Hurt; How to forgive

"There he hung, his body broken and bleeding, still taunted by his enemies; and it was in the midst of all this that Jesus [pled] perhaps quietly, with deep reverence, ‘Father, forgive them; for they know not what they do." (Luke 23:34.)” I don't understand how he did it. I marvel at the love and forgiveness that Jesus has for each and everyone of us. But still I wonder how could He forgive His tormenters at that moment? With all that pain, with blood having fallen from every pore, he did it. He forgave them.

Recently and a few other times throughout my life I have been hurt by the action of another. Usually, I am quick to forgive becuase I to fall short of being or doing good all the time. But for some people who intentionally hurt us...who's actions are not pure...who's actions are completely unholy....how do we find it in our heart to forgive them?

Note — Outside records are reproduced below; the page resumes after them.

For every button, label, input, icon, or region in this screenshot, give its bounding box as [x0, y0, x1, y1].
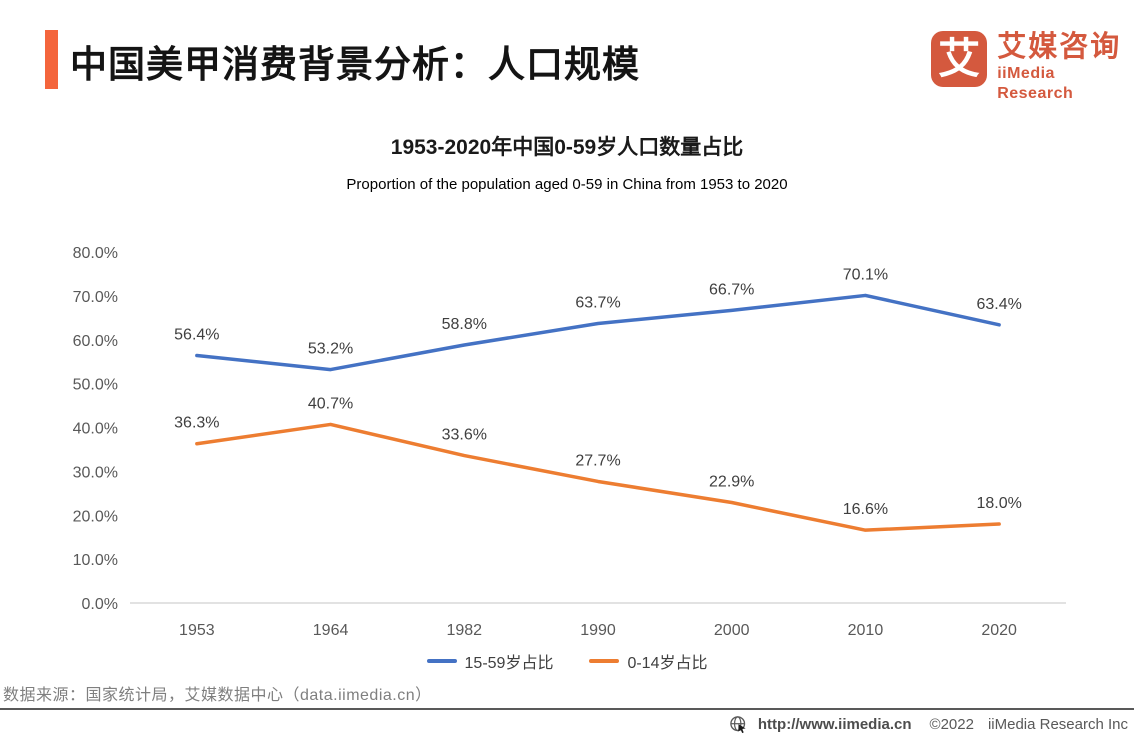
copyright: ©2022 iiMedia Research Inc — [930, 716, 1128, 733]
data-label: 18.0% — [976, 495, 1021, 512]
data-label: 63.7% — [575, 295, 620, 312]
data-label: 53.2% — [308, 341, 353, 358]
data-label: 33.6% — [442, 427, 487, 444]
y-tick-label: 50.0% — [73, 377, 118, 394]
title-accent-bar — [45, 30, 58, 89]
legend-item: 0-14岁占比 — [589, 649, 707, 673]
data-label: 36.3% — [174, 415, 219, 432]
data-label: 58.8% — [442, 316, 487, 333]
copyright-owner: iiMedia Research Inc — [987, 715, 1128, 733]
chart-title: 1953-2020年中国0-59岁人口数量占比 — [390, 136, 744, 159]
iimedia-logo-wordmark: 艾媒咨询 iiMedia Research — [997, 31, 1134, 103]
y-tick-label: 60.0% — [73, 333, 118, 350]
legend-label: 0-14岁占比 — [627, 655, 708, 672]
data-label: 56.4% — [174, 327, 219, 344]
data-label: 63.4% — [976, 296, 1021, 313]
data-label: 66.7% — [709, 281, 754, 298]
x-tick-label: 2000 — [714, 622, 750, 639]
data-label: 70.1% — [843, 266, 888, 283]
y-tick-label: 20.0% — [73, 508, 118, 525]
globe-icon — [730, 715, 746, 733]
footer-bar: http://www.iimedia.cn ©2022 iiMedia Rese… — [729, 712, 1128, 736]
page-title: 中国美甲消费背景分析：人口规模 — [70, 44, 640, 85]
legend-item: 15-59岁占比 — [426, 649, 554, 673]
y-tick-label: 10.0% — [73, 552, 118, 569]
legend-swatch — [589, 659, 620, 663]
legend-label: 15-59岁占比 — [464, 655, 554, 672]
line-chart: 0.0% 10.0% 20.0% 30.0% 40.0% 50.0% 60.0% 70.0% 8… — [73, 245, 1066, 639]
series-line-1 — [195, 422, 1001, 532]
y-tick-label: 0.0% — [82, 596, 118, 613]
data-label: 27.7% — [575, 452, 620, 469]
y-tick-label: 80.0% — [73, 245, 118, 262]
iimedia-logo-icon: 艾 — [931, 31, 988, 87]
x-tick-label: 1982 — [446, 622, 482, 639]
data-source-note: 数据来源：国家统计局，艾媒数据中心（data.iimedia.cn） — [3, 687, 432, 704]
site-url: http://www.iimedia.cn — [757, 715, 912, 733]
y-tick-label: 40.0% — [73, 421, 118, 438]
data-label: 40.7% — [308, 395, 353, 412]
logo-name-en: iiMedia Research — [997, 65, 1074, 102]
cursor-icon — [738, 723, 746, 733]
x-tick-label: 2010 — [848, 622, 884, 639]
data-label: 22.9% — [709, 474, 754, 491]
y-tick-label: 70.0% — [73, 289, 118, 306]
x-tick-label: 1964 — [313, 622, 349, 639]
legend-swatch — [426, 659, 457, 663]
series-line-0 — [195, 293, 1001, 372]
chart-legend: 15-59岁占比 0-14岁占比 — [0, 649, 1134, 673]
y-tick-label: 30.0% — [73, 464, 118, 481]
iimedia-logo: 艾 艾媒咨询 iiMedia Research — [931, 31, 1134, 103]
logo-name-cn: 艾媒咨询 — [997, 31, 1122, 63]
chart-subtitle: Proportion of the population aged 0-59 i… — [346, 176, 788, 193]
data-label: 16.6% — [843, 501, 888, 518]
x-tick-label: 2020 — [981, 622, 1017, 639]
x-tick-label: 1990 — [580, 622, 616, 639]
footer-divider — [0, 708, 1134, 710]
copyright-year: ©2022 — [929, 715, 974, 733]
x-tick-label: 1953 — [179, 622, 215, 639]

All I feel lately is pain, regret, and anger. I hate feeling this way. I know it's not right. I try to smile and push these feelings deep down so I don't feel this way, and they keep surfacing.....and then I find myself crying uncontrollably(usually in the privacy of my car or my room). It's amazing how the choices we make may inadvertnetly hurt someone. Unfortuantely this time it was someone elses choice who hurt me. Everyday I pray that I might forgive this person, that my burden might be lifted...taht I might find it it my heart to forgive, but for some reason I cannot forgive. BELIEVE ME I really want to. It just hurts. I'm so grateful for a loving family and wonderful friends who have supported me through this difficult time.

I am so grateful for the love that I have felt from my heavenly father and a loving savior. I just want this pain to end. I want to feel free from this burden that was created from no fault of my own. I know the pain will eventually fade away but I feel a scar will always be here. I also know that I will grow stronger from this experience. For now I am open to forgiveness, but I have not completely forgiven this person. I hope one day that this person can stand before me and explain to me why they did what they did. When this happens I hope that they feel enough remorse for their actions, and that I will be able to say "I forgive you" and mean it. For now I guess it's normal feel hurt, pain, and anger. But know ABOVE ALL I feel the enduring love and peace from all of those who have been placed in my life to help me during this difficult trial.